Set your language and ASR model, then click Transcribe. This is useful for verifying what was generated, creating subtitles for generated voiceovers, or repurposing generated audio into written content.


Exporting Results

Once you have a transcription, you can export it in two formats:

  • SRT - A standard subtitle file. Drop it into any video editor (Premiere Pro, DaVinci Resolve, CapCut, etc.) to add captions instantly.
  • JSON - Includes word-level timestamps. Use this when you need precise alignment for programmatic workflows, custom subtitle styling, or audio editing tools.

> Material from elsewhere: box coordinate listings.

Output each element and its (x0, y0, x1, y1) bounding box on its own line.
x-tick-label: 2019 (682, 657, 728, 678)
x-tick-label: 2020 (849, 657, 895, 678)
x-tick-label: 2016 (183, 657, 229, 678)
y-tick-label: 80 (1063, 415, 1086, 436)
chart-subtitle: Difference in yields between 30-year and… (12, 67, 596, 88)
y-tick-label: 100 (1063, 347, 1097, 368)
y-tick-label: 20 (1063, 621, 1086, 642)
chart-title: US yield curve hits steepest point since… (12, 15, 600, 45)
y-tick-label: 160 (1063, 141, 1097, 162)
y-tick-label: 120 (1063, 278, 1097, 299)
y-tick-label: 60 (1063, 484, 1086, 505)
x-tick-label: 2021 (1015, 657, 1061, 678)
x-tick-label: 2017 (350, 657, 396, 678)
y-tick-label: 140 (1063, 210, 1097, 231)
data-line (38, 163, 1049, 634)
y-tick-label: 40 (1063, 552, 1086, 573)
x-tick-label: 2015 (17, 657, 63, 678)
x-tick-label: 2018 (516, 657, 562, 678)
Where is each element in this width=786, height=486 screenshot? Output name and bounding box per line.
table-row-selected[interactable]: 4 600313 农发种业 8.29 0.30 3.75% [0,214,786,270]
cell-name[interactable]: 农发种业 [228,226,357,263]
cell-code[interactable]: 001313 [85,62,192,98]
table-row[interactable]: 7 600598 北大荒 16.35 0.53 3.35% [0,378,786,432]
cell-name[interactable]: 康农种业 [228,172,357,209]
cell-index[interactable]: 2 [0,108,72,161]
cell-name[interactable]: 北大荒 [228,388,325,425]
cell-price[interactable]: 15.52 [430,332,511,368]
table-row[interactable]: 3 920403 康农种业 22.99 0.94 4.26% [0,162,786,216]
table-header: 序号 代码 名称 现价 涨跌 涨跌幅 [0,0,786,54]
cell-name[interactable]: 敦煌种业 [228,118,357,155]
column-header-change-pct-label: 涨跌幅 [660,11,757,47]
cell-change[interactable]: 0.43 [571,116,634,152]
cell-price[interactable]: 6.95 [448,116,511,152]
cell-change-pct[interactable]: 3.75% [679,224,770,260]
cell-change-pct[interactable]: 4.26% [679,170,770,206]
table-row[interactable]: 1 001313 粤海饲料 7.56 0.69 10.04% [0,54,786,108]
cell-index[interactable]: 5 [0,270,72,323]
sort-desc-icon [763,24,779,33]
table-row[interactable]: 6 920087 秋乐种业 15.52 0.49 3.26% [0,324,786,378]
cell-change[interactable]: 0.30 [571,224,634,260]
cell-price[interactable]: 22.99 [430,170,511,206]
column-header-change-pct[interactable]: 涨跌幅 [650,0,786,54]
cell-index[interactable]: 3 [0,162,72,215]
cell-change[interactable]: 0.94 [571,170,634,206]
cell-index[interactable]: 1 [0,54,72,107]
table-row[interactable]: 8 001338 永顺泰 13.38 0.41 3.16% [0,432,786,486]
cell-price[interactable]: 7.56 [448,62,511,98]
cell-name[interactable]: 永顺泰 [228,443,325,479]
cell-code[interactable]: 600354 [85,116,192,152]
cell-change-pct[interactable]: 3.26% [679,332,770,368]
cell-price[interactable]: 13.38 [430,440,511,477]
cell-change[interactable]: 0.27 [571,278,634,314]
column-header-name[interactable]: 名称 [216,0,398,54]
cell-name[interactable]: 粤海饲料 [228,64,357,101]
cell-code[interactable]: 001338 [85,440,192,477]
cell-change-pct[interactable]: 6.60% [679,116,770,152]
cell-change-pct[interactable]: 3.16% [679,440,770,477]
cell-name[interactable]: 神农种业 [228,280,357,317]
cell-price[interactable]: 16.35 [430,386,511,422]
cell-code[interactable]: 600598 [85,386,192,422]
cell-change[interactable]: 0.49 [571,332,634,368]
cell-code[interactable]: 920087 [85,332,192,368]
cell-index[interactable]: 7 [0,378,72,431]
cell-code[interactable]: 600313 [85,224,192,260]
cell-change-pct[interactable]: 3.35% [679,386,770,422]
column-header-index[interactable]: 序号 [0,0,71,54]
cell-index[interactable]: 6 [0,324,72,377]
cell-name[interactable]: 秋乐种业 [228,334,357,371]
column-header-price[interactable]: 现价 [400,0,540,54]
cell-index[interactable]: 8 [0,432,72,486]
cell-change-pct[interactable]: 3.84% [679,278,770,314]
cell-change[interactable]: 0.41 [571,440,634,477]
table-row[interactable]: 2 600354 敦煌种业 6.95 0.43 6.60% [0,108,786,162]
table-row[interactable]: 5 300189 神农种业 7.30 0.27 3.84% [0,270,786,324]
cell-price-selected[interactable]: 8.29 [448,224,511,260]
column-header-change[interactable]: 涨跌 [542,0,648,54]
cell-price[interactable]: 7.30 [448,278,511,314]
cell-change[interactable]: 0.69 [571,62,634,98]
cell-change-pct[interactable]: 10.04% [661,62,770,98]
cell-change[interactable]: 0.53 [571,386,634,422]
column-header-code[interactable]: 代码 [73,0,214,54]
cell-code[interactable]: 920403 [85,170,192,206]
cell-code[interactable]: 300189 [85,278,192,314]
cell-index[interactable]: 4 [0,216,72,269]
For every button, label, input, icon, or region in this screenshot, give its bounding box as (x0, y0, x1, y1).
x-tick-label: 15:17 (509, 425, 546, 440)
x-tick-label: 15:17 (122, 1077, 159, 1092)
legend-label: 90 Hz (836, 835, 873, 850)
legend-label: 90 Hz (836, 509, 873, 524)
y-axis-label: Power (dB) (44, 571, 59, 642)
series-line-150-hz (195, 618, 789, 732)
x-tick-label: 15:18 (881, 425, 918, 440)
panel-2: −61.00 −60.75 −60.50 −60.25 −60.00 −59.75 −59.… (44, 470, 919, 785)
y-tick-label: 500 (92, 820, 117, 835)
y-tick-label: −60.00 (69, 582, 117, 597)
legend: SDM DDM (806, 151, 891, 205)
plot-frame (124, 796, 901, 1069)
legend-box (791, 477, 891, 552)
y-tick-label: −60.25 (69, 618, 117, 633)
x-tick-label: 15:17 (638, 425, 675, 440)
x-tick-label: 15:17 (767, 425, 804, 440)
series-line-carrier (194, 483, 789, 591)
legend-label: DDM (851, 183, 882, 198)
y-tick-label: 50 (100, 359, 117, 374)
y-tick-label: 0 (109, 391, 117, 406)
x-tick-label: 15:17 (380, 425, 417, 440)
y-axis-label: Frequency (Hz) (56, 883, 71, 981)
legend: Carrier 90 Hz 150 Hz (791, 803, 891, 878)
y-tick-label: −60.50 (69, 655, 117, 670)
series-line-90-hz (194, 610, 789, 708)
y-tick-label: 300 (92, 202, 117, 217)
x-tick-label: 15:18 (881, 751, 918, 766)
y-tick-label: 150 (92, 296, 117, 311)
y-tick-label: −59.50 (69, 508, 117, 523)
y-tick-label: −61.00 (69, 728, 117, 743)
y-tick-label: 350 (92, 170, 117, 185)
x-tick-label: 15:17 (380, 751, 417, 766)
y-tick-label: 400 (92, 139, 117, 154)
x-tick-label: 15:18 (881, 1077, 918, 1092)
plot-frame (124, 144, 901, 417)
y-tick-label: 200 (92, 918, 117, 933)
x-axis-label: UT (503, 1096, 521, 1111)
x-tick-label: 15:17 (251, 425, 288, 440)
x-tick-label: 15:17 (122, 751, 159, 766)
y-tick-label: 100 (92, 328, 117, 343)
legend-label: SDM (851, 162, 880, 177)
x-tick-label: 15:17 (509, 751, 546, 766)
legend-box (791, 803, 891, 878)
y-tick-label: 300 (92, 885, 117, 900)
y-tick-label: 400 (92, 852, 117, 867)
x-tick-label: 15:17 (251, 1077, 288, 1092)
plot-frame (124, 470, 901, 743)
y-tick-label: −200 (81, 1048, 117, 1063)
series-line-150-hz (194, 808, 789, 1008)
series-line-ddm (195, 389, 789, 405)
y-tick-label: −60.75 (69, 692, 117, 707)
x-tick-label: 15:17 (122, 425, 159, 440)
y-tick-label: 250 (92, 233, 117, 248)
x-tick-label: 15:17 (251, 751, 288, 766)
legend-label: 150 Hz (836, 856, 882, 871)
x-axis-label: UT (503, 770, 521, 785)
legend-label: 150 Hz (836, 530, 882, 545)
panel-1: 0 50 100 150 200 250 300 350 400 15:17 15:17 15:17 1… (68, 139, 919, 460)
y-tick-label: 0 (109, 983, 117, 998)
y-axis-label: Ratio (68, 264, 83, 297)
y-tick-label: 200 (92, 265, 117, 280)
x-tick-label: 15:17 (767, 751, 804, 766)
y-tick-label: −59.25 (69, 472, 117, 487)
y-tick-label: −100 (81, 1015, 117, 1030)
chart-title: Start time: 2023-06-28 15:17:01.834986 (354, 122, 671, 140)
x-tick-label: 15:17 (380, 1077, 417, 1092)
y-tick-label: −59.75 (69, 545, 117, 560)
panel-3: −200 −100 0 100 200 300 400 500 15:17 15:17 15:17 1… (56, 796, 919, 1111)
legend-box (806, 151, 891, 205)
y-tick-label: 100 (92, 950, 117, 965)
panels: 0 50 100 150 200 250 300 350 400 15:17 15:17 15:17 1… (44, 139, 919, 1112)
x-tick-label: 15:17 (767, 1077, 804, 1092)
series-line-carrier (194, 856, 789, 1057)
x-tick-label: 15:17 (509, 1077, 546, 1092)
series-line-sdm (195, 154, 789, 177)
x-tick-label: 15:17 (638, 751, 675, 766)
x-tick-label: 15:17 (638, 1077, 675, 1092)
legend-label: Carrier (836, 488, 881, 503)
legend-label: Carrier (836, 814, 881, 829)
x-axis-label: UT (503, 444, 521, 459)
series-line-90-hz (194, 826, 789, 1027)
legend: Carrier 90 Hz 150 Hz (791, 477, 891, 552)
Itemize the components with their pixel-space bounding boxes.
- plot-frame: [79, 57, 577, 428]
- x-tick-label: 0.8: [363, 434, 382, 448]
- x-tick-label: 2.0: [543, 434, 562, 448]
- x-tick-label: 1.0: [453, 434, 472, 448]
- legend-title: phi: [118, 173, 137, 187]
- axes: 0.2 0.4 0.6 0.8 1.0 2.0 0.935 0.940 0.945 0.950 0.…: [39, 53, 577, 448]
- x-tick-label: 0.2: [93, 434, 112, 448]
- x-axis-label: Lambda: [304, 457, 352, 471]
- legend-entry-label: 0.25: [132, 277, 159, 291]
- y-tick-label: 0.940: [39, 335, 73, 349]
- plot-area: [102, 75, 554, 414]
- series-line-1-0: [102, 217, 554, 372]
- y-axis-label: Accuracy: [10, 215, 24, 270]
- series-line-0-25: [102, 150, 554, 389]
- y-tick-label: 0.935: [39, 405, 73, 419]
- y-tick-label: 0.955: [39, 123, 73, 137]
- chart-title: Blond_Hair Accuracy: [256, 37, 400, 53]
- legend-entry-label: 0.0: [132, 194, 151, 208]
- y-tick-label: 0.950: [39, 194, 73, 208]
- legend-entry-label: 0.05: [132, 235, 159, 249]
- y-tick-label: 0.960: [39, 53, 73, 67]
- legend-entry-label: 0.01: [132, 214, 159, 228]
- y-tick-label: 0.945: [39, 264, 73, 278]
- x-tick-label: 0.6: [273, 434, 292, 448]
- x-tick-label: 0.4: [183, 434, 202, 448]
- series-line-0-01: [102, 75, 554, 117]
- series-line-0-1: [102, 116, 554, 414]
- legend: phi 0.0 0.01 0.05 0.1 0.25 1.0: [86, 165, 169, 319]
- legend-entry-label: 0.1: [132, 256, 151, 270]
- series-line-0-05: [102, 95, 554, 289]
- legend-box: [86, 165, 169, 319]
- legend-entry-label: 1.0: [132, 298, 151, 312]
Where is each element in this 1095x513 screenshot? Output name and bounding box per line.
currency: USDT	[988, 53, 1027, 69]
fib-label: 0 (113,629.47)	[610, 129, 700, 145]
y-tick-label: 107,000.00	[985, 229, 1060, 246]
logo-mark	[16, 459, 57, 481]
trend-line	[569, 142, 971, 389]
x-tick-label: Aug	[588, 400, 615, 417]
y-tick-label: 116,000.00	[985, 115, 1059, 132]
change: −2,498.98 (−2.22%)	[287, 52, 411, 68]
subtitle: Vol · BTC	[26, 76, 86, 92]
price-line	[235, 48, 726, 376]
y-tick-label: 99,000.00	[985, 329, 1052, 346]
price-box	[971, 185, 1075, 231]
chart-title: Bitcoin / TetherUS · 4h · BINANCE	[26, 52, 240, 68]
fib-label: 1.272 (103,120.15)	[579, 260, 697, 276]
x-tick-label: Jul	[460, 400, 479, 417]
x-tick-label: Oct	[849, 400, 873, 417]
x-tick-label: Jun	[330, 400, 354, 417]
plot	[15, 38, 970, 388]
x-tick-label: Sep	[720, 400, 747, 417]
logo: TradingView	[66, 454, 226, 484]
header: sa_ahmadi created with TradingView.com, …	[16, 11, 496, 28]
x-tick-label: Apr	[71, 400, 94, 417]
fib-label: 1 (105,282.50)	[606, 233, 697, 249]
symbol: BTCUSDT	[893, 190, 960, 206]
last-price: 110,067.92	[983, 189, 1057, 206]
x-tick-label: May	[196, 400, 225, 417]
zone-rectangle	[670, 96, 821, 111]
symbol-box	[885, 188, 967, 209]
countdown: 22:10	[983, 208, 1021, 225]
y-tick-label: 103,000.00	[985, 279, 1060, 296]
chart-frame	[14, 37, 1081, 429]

Click the corresponding export button in the Results panel to download the file.


Tips

  • Use History for previous generations. If you already created audio in Clone, Design, or TTS, open the History source in STT and click Use to load it directly. No need to export and re-upload.
  • Auto-detect is good, but explicit is better. If you know the language, select it manually. This gives the model a head start and can improve accuracy on short clips.
  • Try a different ASR model if results are rough. Click the model badge and switch families. Different models handle accents, background noise, and speaking speeds differently.
  • SRT for video, JSON for code. Pick SRT when you just need subtitles. Pick JSON when you plan to process timestamps programmatically.